During the seventeenth and eighteenth centuries, almost nothing was written about the

contributions of women during the colonial period and the early history of the newly

formed United States. Lacking the right to vote and absent from the seats of power,

women were not considered an important force in history. Anne Bradstreet wrote some

significant poetry in the seventeenth century, Mercy Otis Warren produced the best

contemporary history of the American Revolution, and Abigail Adams penned important

letters showing she exercised great political influence over her husband, John, the second

President of the United States. But little or no notice was taken of these contributions.

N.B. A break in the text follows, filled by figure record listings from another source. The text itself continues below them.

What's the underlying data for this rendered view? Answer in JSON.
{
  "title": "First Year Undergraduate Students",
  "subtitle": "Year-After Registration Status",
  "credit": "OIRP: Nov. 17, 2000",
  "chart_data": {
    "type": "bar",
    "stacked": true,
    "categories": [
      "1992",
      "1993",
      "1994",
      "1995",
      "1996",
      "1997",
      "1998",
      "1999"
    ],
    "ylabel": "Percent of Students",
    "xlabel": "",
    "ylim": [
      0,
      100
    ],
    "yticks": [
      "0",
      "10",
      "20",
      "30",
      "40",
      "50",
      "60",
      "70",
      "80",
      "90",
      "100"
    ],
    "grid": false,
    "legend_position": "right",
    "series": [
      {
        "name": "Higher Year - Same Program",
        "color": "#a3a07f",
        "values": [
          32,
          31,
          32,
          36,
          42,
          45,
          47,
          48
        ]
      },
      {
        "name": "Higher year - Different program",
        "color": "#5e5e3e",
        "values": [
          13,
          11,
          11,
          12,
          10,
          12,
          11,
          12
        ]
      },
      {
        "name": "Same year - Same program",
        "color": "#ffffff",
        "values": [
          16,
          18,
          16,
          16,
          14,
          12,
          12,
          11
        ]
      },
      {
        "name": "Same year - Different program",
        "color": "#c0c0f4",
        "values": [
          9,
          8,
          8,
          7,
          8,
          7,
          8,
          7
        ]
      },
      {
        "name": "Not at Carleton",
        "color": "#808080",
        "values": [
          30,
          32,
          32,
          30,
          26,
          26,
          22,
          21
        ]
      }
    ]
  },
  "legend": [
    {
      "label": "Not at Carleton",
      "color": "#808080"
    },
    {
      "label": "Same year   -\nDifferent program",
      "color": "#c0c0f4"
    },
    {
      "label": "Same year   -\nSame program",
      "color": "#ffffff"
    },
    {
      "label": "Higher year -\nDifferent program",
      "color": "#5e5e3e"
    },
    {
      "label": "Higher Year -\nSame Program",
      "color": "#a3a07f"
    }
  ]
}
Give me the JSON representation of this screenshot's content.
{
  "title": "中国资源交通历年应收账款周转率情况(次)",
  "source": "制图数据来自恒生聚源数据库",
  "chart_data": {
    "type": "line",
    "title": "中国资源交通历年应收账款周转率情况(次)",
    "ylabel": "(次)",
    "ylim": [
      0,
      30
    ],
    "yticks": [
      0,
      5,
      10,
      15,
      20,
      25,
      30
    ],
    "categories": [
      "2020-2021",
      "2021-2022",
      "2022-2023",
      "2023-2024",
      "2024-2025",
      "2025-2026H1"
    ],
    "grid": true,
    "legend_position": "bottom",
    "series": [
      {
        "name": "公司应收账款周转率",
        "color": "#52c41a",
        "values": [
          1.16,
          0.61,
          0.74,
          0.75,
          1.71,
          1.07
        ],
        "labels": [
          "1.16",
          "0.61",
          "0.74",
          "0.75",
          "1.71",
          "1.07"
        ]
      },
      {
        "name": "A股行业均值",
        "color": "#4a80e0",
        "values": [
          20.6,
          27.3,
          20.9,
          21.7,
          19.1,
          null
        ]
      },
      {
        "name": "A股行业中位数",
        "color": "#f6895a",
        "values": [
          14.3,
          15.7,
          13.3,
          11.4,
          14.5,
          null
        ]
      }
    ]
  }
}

During these centuries, women remained invisible in history books.

Throughout the nineteenth century, this lack of visibility continued, despite the efforts of

female authors writing about women. These writers, like most of their male counterparts,

were amateur historians. Their writings were celebratory in nature, and they were

uncritical in their selection and use of sources.

During the nineteenth century, however, certain feminists showed a keen sense of history

by keeping records of activities in which women were engaged. National, regional, and

local women's organizations compiled accounts of their doings. Personal correspondence,

newspaper clippings, and souvenirs were saved and stored. These sources from the core of

the two greatest collections of women's history in the United States one at the Elizabeth

and Arthur Schlesinger Library at Radcliffe College, and the other the Sophia Smith

Collection at Smith College. Such sources have provided valuable materials for later

Generations of historians.

Despite the gathering of more information about ordinary women during the nineteenth

Century, most of the writing about women conformed to the "great women" theory of

History,just as much of mainstream American history concentrated on "great men." To

demonstrate that women were making significant contributions to American life, female

authors singled out women leaders and wrote biographies, or else important women

produced their autobiographies. Most of these leaders were involved in public life as

reformers, activists working for women's right to vote, or authors, and were not

representative at all of the great of ordinary woman. The lives of ordinary people

continued, generally, to be untold in the American histories being published.